Il incluera désormais les usines de textile de maison et d’accessoires pour toucher plus de travailleurs. Une campagne de la Clean Clothes Campaign mais aussi d’une coalition d’investisseurs est en cours pour entraîner de nouvelles marques à rejoindre le mouvement comme VF Corporation (The North Face, Timberland, Lee, Wrangler), Gap, Walmart, Decathlon et New Yorker.

La traçabilité, une attente qui monte chez les consommateurs

Le nouvel accord contient aussi une nouvelle clause sur les droits des travailleurs. Car, en ce qui concerne un salaire minimum des ouvriers (qui a été augmenté mais reste très faible), les conditions de travail ou les discriminations hommes/femmes, les problèmes sont encore loin d'être réglés, selon Mme Choain.

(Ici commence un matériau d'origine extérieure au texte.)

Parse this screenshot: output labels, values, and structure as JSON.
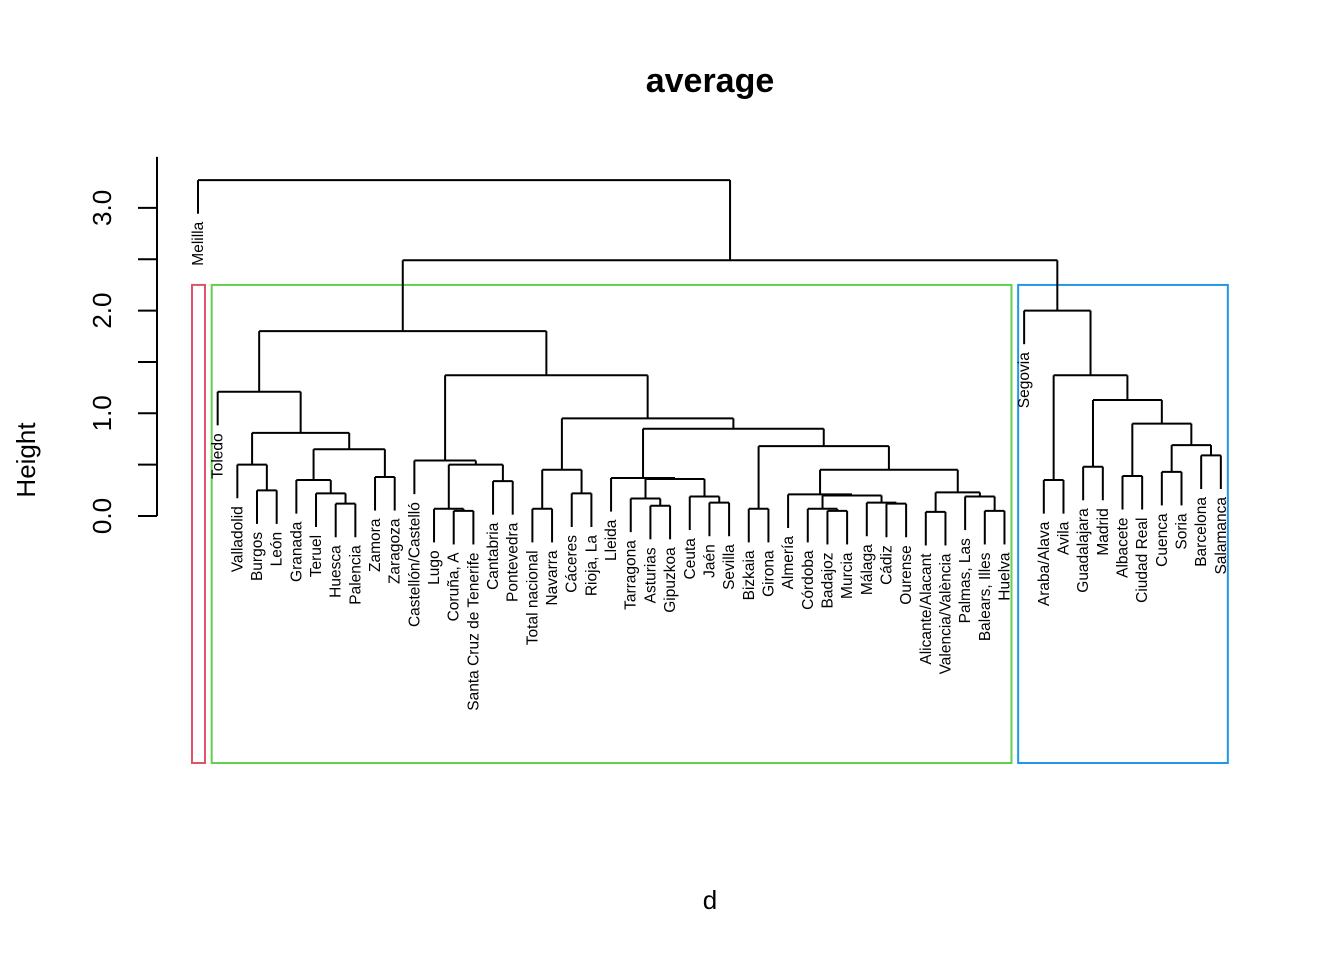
{
  "chart_data": {
    "type": "dendrogram",
    "title": "average",
    "xlabel": "d",
    "ylabel": "Height",
    "ylim": [
      0,
      3.5
    ],
    "yticks": [
      0.0,
      0.5,
      1.0,
      1.5,
      2.0,
      2.5,
      3.0
    ],
    "ytick_labels": [
      "0.0",
      "1.0",
      "2.0",
      "3.0"
    ],
    "ytick_label_values": [
      0.0,
      1.0,
      2.0,
      3.0
    ],
    "hang": 0.327,
    "leaves": [
      "Melilla",
      "Toledo",
      "Valladolid",
      "Burgos",
      "León",
      "Granada",
      "Teruel",
      "Huesca",
      "Palencia",
      "Zamora",
      "Zaragoza",
      "Castellón/Castelló",
      "Lugo",
      "Coruña, A",
      "Santa Cruz de Tenerife",
      "Cantabria",
      "Pontevedra",
      "Total nacional",
      "Navarra",
      "Cáceres",
      "Rioja, La",
      "Lleida",
      "Tarragona",
      "Asturias",
      "Gipuzkoa",
      "Ceuta",
      "Jaén",
      "Sevilla",
      "Bizkaia",
      "Girona",
      "Almería",
      "Córdoba",
      "Badajoz",
      "Murcia",
      "Málaga",
      "Cádiz",
      "Ourense",
      "Alicante/Alacant",
      "Valencia/València",
      "Palmas, Las",
      "Balears, Illes",
      "Huelva",
      "Segovia",
      "Araba/Alava",
      "Avila",
      "Guadalajara",
      "Madrid",
      "Albacete",
      "Ciudad Real",
      "Cuenca",
      "Soria",
      "Barcelona",
      "Salamanca"
    ],
    "tree": {
      "h": 3.27,
      "c": [
        "Melilla",
        {
          "h": 2.49,
          "c": [
            {
              "h": 1.8,
              "c": [
                {
                  "h": 1.21,
                  "c": [
                    "Toledo",
                    {
                      "h": 0.81,
                      "c": [
                        {
                          "h": 0.5,
                          "c": [
                            "Valladolid",
                            {
                              "h": 0.25,
                              "c": [
                                "Burgos",
                                "León"
                              ]
                            }
                          ]
                        },
                        {
                          "h": 0.65,
                          "c": [
                            {
                              "h": 0.35,
                              "c": [
                                "Granada",
                                {
                                  "h": 0.22,
                                  "c": [
                                    "Teruel",
                                    {
                                      "h": 0.12,
                                      "c": [
                                        "Huesca",
                                        "Palencia"
                                      ]
                                    }
                                  ]
                                }
                              ]
                            },
                            {
                              "h": 0.38,
                              "c": [
                                "Zamora",
                                "Zaragoza"
                              ]
                            }
                          ]
                        }
                      ]
                    }
                  ]
                },
                {
                  "h": 1.37,
                  "c": [
                    {
                      "h": 0.54,
                      "c": [
                        "Castellón/Castelló",
                        {
                          "h": 0.5,
                          "c": [
                            {
                              "h": 0.07,
                              "c": [
                                "Lugo",
                                {
                                  "h": 0.05,
                                  "c": [
                                    "Coruña, A",
                                    "Santa Cruz de Tenerife"
                                  ]
                                }
                              ]
                            },
                            {
                              "h": 0.34,
                              "c": [
                                "Cantabria",
                                "Pontevedra"
                              ]
                            }
                          ]
                        }
                      ]
                    },
                    {
                      "h": 0.95,
                      "c": [
                        {
                          "h": 0.45,
                          "c": [
                            {
                              "h": 0.07,
                              "c": [
                                "Total nacional",
                                "Navarra"
                              ]
                            },
                            {
                              "h": 0.22,
                              "c": [
                                "Cáceres",
                                "Rioja, La"
                              ]
                            }
                          ]
                        },
                        {
                          "h": 0.85,
                          "c": [
                            {
                              "h": 0.37,
                              "c": [
                                "Lleida",
                                {
                                  "h": 0.36,
                                  "c": [
                                    {
                                      "h": 0.17,
                                      "c": [
                                        "Tarragona",
                                        {
                                          "h": 0.1,
                                          "c": [
                                            "Asturias",
                                            "Gipuzkoa"
                                          ]
                                        }
                                      ]
                                    },
                                    {
                                      "h": 0.19,
                                      "c": [
                                        "Ceuta",
                                        {
                                          "h": 0.13,
                                          "c": [
                                            "Jaén",
                                            "Sevilla"
                                          ]
                                        }
                                      ]
                                    }
                                  ]
                                }
                              ]
                            },
                            {
                              "h": 0.68,
                              "c": [
                                {
                                  "h": 0.07,
                                  "c": [
                                    "Bizkaia",
                                    "Girona"
                                  ]
                                },
                                {
                                  "h": 0.45,
                                  "c": [
                                    {
                                      "h": 0.21,
                                      "c": [
                                        "Almería",
                                        {
                                          "h": 0.2,
                                          "c": [
                                            {
                                              "h": 0.07,
                                              "c": [
                                                "Córdoba",
                                                {
                                                  "h": 0.05,
                                                  "c": [
                                                    "Badajoz",
                                                    "Murcia"
                                                  ]
                                                }
                                              ]
                                            },
                                            {
                                              "h": 0.13,
                                              "c": [
                                                "Málaga",
                                                {
                                                  "h": 0.12,
                                                  "c": [
                                                    "Cádiz",
                                                    "Ourense"
                                                  ]
                                                }
                                              ]
                                            }
                                          ]
                                        }
                                      ]
                                    },
                                    {
                                      "h": 0.23,
                                      "c": [
                                        {
                                          "h": 0.04,
                                          "c": [
                                            "Alicante/Alacant",
                                            "Valencia/València"
                                          ]
                                        },
                                        {
                                          "h": 0.19,
                                          "c": [
                                            "Palmas, Las",
                                            {
                                              "h": 0.05,
                                              "c": [
                                                "Balears, Illes",
                                                "Huelva"
                                              ]
                                            }
                                          ]
                                        }
                                      ]
                                    }
                                  ]
                                }
                              ]
                            }
                          ]
                        }
                      ]
                    }
                  ]
                }
              ]
            },
            {
              "h": 2.0,
              "c": [
                "Segovia",
                {
                  "h": 1.37,
                  "c": [
                    {
                      "h": 0.35,
                      "c": [
                        "Araba/Alava",
                        "Avila"
                      ]
                    },
                    {
                      "h": 1.13,
                      "c": [
                        {
                          "h": 0.48,
                          "c": [
                            "Guadalajara",
                            "Madrid"
                          ]
                        },
                        {
                          "h": 0.9,
                          "c": [
                            {
                              "h": 0.39,
                              "c": [
                                "Albacete",
                                "Ciudad Real"
                              ]
                            },
                            {
                              "h": 0.69,
                              "c": [
                                {
                                  "h": 0.43,
                                  "c": [
                                    "Cuenca",
                                    "Soria"
                                  ]
                                },
                                {
                                  "h": 0.59,
                                  "c": [
                                    "Barcelona",
                                    "Salamanca"
                                  ]
                                }
                              ]
                            }
                          ]
                        }
                      ]
                    }
                  ]
                }
              ]
            }
          ]
        }
      ]
    },
    "cluster_boxes": [
      {
        "name": "cluster-1",
        "color": "#DF536B",
        "members": [
          "Melilla"
        ]
      },
      {
        "name": "cluster-2",
        "color": "#61D04F",
        "members_from": "Toledo",
        "members_to": "Huelva"
      },
      {
        "name": "cluster-3",
        "color": "#2297E6",
        "members_from": "Segovia",
        "members_to": "Salamanca"
      }
    ],
    "cluster_box_height": 2.25
  }
}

Au niveau des pays d'origine des enseignes, de nouvelles lois ont été votées suite à ce drame. C’est notamment le cas en France avec la loi relative au devoir de vigilance des multinationales qui  les contraint à respecter les droits humains fondamentaux d'un bout à l'autre de leur chaîne de production. Une loi cependant encore très critiquée par les grandes entreprises. D’autant que "cette loi reste uniquement française, elle n'a pas mené à une directive européenne et ne concerne que 150 entreprises", regrette Céline Choain.